Of course, at the same time I'm asking for special consideration: to marry my same-sex partner. What's the difference? The difference is that there isn't a market for marriage licenses -- I can't simply visit another license provider who would be happy to serve me (perhaps at a different price). Jay and I are being denied a fundamental right at a universal level, with no alternative.

And that's all we ask for really: the possibility of an alternative. Just as I don't think it's right that every airline should be required to carry tall people in larger seats, I don't think it's right that every church should be required to perform gay marriages. I don't think anyone is asking for that, and on a personal level, I don't even want to get married in a church anyway. But I do wany my love for Jay to be recognized by society, to be able to file our taxes together, and to live out our lives in peace.

March 01, 2004

Let Us Eat Cake


There's a whole lot of controversy over who, exactly, said "Let them eat cake" though when confronted with the pastry case at the Demel, Vienna's famous bakery, it's not surprising that Marie Antoinette gets all the credit. After all, she was an Austrian princess.

We've just come to the end of a two week cake eating binge. We estimate that we consumed nearly 30 different varieties of cake, with not one repetition. In case you think we're total gluttons, we didn't eat 30 individual slices per - we had four people and ate our cake family style. It was four slices per sitting. It's still a hell of a lot of cake, but how can you limit yourself?

Note to Vienna bound honeymooners: Do not miss the Demel.

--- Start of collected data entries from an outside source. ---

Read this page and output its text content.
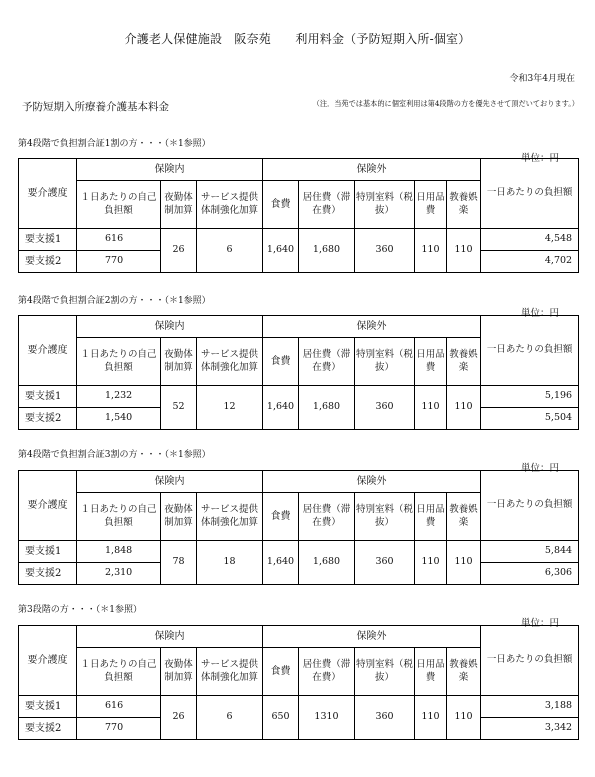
介護老人保健施設　阪奈苑　　利用料金（予防短期入所-個室）
令和3年4月現在
予防短期入所療養介護基本料金	（注．当苑では基本的に個室利用は第4段階の方を優先させて頂だいております。）
第4段階で負担割合証1割の方・・・（＊1参照）
単位：円
要介護度	保険内			保険外					一日あたりの負担額
	１日あたりの自己負担額	夜勤体制加算	サービス提供体制強化加算	食費	居住費（滞在費）	特別室料（税抜）	日用品費	教養娯楽	
要支援1	616	26	6	1,640	1,680	360	110	110	4,548
要支援2	770								4,702
第4段階で負担割合証2割の方・・・（＊1参照）
単位：円
要介護度	保険内			保険外					一日あたりの負担額
	１日あたりの自己負担額	夜勤体制加算	サービス提供体制強化加算	食費	居住費（滞在費）	特別室料（税抜）	日用品費	教養娯楽	
要支援1	1,232	52	12	1,640	1,680	360	110	110	5,196
要支援2	1,540								5,504
第4段階で負担割合証3割の方・・・（＊1参照）
単位：円
要介護度	保険内			保険外					一日あたりの負担額
	１日あたりの自己負担額	夜勤体制加算	サービス提供体制強化加算	食費	居住費（滞在費）	特別室料（税抜）	日用品費	教養娯楽	
要支援1	1,848	78	18	1,640	1,680	360	110	110	5,844
要支援2	2,310								6,306
第3段階の方・・・（＊1参照）
単位：円
要介護度	保険内			保険外					一日あたりの負担額
	１日あたりの自己負担額	夜勤体制加算	サービス提供体制強化加算	食費	居住費（滞在費）	特別室料（税抜）	日用品費	教養娯楽	
要支援1	616	26	6	650	1310	360	110	110	3,188
要支援2	770								3,342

Politics by playground ethics

Apparently, the Bush administration has taken on a new philosophy in dealing with political opponents--tit for tat influence. It works, not unlike old elementary school playground rules, where, say, you swipe my jump rope so I put a hole in your kickball ball. And they've even demonstrated their keenness to use this most assuredly effective tool twice this week.

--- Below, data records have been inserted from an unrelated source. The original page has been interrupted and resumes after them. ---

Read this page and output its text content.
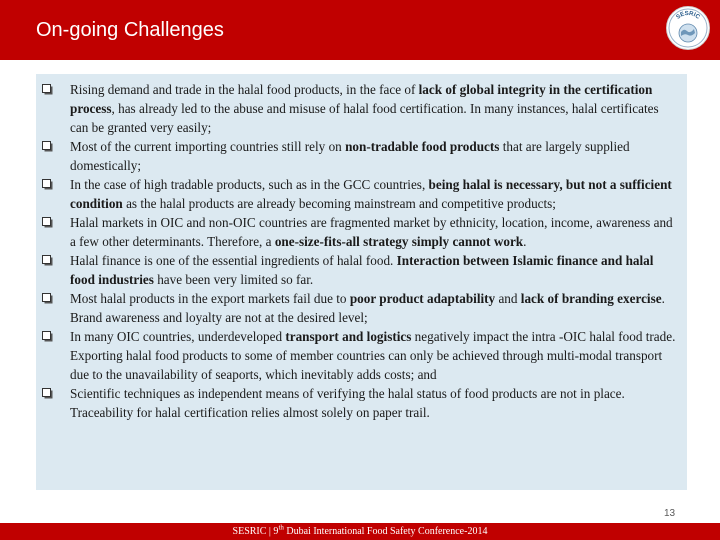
On-going Challenges
SESRIC
Rising demand and trade in the halal food products, in the face of lack of global integrity in the certification process, has already led to the abuse and misuse of halal food certification. In many instances, halal certificates can be granted very easily;
Most of the current importing countries still rely on non-tradable food products that are largely supplied domestically;
In the case of high tradable products, such as in the GCC countries, being halal is necessary, but not a sufficient condition as the halal products are already becoming mainstream and competitive products;
Halal markets in OIC and non-OIC countries are fragmented market by ethnicity, location, income, awareness and a few other determinants. Therefore, a one-size-fits-all strategy simply cannot work.
Halal finance is one of the essential ingredients of halal food. Interaction between Islamic finance and halal food industries have been very limited so far.
Most halal products in the export markets fail due to poor product adaptability and lack of branding exercise. Brand awareness and loyalty are not at the desired level;
In many OIC countries, underdeveloped transport and logistics negatively impact the intra -OIC halal food trade. Exporting halal food products to some of member countries can only be achieved through multi-modal transport due to the unavailability of seaports, which inevitably adds costs; and
Scientific techniques as independent means of verifying the halal status of food products are not in place. Traceability for halal certification relies almost solely on paper trail.
13
SESRIC | 9th Dubai International Food Safety Conference-2014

First, they decided to ban French foie gras and sausages a day after France puts on a ban on Texas poultry products coming into their country because of the bird flu outbreak there. They cited concerns about handling and safety. Which would be a whole hell of a lot more convincing if they actually bothered inspecting the food safety practices in the meatpacking plants that provide most of the burgers and chicken parts the country consumes.

Then later in the week, apparently shocked that the call for a constitutional amendment discriminating against people based on sexual orientation didn't get the resounding support he'd hoped, the administration announced that, in retaliation for San Francisco's issuing marriage licenses to same-sex couples, the Social Security Administration wouldn't recognize ANY marriage licenses issued in San Francisco, for gay or hetero couples. I'm sure he's thinking that by not recognizing the straight marriages he'll create a backlash against the San Francisco action. I'm more hoping that the good people of San Francisco will be that much more mobilized to fight Bush's proposed amendment and to do everything possible to get such an immature, petty, and vindictive little twerp out of the white house.

Sorry to all those used to reading much more eloquant pieces on this site. I'm riled and angry, and not much in the mood for waxing poetic today.

Thomas Jefferson on Gay Marriage

Sir Ian McKellan recited this apposite quote from Thomas Jefferson during a discussion of gay marriage on Real Time with Bill Maher last Friday:

I am not an advocate for frequent changes in laws and constitutions, but laws and institutions must go hand in hand with the progress of the human mind. As that becomes more developed, more enlightened, as new discoveries are made, new truths discovered and manners and opinions change, with the change of circumstances, institutions must advance also to keep pace with the times. We might as well require a man to wear still the coat which fitted him when a boy as civilized society to remain ever under the regimen of their barbarous ancestors. -- Thomas Jefferson to Samuel Kercheval, 1816.

Would that we saw such wisdom today.